Differences between revisions 4 and 7 (spanning 3 versions)

The ultimate goal of the folios project is to turn struct page into:

struct page {
        unsigned long memdesc;
};

Bits 0-3 of memdesc are a type field that describes what the remaining bits are used for.

type	Meaning	Remaining bits
0	Irregular memory	See below
1	Buddy	Pointer to struct buddy
2	File	Pointer to struct folio
3	Anon	Pointer to struct anon_folio
4	KSM	Pointer to struct ksm (TBD)
5	Slab	Pointer to struct slab
6	Movable	Pointer to struct movable (TBD)
7	PageTable	Pointer to struct ptdesc
8	NetPool	Pointer to struct netpool (TBD)
9	HWPoison	Pointer to struct hwpoison (TBD)
10-15	not yet assigned

Irregular memory

Type 0 is used for pages which will never be freed. Bits 4-7 distinguish why this page is irregular:

subtype	Meaning
0	The Zero Page
1	PageReserved
2-15	not yet assigned

Bits 8-13 are also used to store the order of the page.
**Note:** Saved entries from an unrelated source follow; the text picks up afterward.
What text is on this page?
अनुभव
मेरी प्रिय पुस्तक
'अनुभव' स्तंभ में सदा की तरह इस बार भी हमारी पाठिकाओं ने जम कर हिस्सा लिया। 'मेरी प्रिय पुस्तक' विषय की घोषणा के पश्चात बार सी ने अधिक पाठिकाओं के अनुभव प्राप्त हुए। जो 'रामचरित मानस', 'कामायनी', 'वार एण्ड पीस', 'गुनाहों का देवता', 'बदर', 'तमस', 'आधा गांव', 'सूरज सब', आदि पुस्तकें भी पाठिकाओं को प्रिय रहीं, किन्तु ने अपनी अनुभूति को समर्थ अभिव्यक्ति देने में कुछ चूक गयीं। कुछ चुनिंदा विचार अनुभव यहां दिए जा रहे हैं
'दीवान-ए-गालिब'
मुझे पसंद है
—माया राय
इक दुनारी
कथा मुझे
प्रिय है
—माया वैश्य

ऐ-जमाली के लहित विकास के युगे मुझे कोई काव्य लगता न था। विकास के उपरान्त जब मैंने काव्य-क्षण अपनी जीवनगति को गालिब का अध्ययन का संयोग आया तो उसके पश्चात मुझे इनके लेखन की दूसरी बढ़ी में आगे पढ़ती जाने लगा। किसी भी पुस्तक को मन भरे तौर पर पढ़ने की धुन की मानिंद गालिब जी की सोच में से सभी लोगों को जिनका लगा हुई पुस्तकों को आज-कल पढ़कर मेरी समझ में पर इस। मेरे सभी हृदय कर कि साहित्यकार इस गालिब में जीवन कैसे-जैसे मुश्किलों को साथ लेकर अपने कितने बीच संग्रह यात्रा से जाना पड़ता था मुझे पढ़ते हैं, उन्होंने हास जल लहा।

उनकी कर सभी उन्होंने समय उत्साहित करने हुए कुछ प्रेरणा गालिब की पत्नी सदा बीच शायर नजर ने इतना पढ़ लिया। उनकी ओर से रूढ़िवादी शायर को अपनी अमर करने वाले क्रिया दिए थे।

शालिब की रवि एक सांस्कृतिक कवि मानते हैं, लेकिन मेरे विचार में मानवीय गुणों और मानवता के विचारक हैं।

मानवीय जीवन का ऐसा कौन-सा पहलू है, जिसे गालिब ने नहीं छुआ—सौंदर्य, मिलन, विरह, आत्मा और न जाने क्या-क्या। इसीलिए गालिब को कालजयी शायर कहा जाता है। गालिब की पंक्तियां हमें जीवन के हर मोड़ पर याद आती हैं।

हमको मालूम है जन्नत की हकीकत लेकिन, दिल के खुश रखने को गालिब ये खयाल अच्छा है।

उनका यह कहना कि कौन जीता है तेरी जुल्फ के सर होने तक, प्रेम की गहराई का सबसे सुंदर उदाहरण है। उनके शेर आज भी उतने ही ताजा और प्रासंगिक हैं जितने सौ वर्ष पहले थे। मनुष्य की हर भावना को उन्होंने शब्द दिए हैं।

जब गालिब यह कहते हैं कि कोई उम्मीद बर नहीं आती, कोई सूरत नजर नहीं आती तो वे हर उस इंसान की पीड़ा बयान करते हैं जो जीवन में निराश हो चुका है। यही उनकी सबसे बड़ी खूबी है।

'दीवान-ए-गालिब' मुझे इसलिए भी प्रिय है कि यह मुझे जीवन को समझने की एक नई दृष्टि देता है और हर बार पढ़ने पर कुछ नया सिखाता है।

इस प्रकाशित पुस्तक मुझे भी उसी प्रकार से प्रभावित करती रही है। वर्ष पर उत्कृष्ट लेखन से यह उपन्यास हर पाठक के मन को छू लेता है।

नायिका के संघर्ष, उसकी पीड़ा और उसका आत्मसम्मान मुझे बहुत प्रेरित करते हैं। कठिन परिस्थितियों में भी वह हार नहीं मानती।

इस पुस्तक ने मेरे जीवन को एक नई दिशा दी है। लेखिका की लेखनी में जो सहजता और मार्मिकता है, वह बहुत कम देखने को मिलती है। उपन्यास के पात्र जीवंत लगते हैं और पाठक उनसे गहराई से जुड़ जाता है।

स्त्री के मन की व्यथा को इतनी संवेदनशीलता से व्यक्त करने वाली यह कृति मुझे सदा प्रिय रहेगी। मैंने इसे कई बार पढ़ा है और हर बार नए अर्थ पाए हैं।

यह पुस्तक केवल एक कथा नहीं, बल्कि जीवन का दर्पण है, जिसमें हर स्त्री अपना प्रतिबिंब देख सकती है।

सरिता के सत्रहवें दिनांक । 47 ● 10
The high bits are used to store section/node/zone information, as is done today with the page flags.

Memdesc pointers

All structs pointed to from a memdesc must be allocated from a slab which has its alignment set to 16 bytes (in order to allow the bottom 4 bits to be used for the type). That implies that they are a multiple of 16 bytes in size. The slab must also have the TYPESAFE_BY_RCU flag set as some page walkers will attempt to look up the memdesc from the page while holding only the RCU read lock.

Other than struct buddy, all memdescs must have a pointer to struct buddy as the first word. See below.

struct buddy

struct buddy {
        unsigned long flags;
        struct list_head buddy_list;
        struct page *first;
};

This is used by the buddy allocator to track free pages. It is also used when the user does not need to store significant auxiliary information. The upper bits of the flags word contains section/node/zone information as page->flags does today. However the lower bits are quite different:

Bits	Meaning
0-3	Subtype
4-9	Order
10-13	Migratetype
14	pfmemalloc
15	Userspace mappable

Subtype	Meaning
0	Free
1	Device driver allocation
2	Vmalloc
3	Guard
4	Offline
5	kmalloc_large
6	PMD-sized Zero Page
7	Exact
8-15	not yet assigned

Allocating memory

Device drivers that do not touch the contents of struct page can continue calling alloc_pages() as they do today. They will get back a struct page pointer which will have a struct buddy memdesc, but they won't care.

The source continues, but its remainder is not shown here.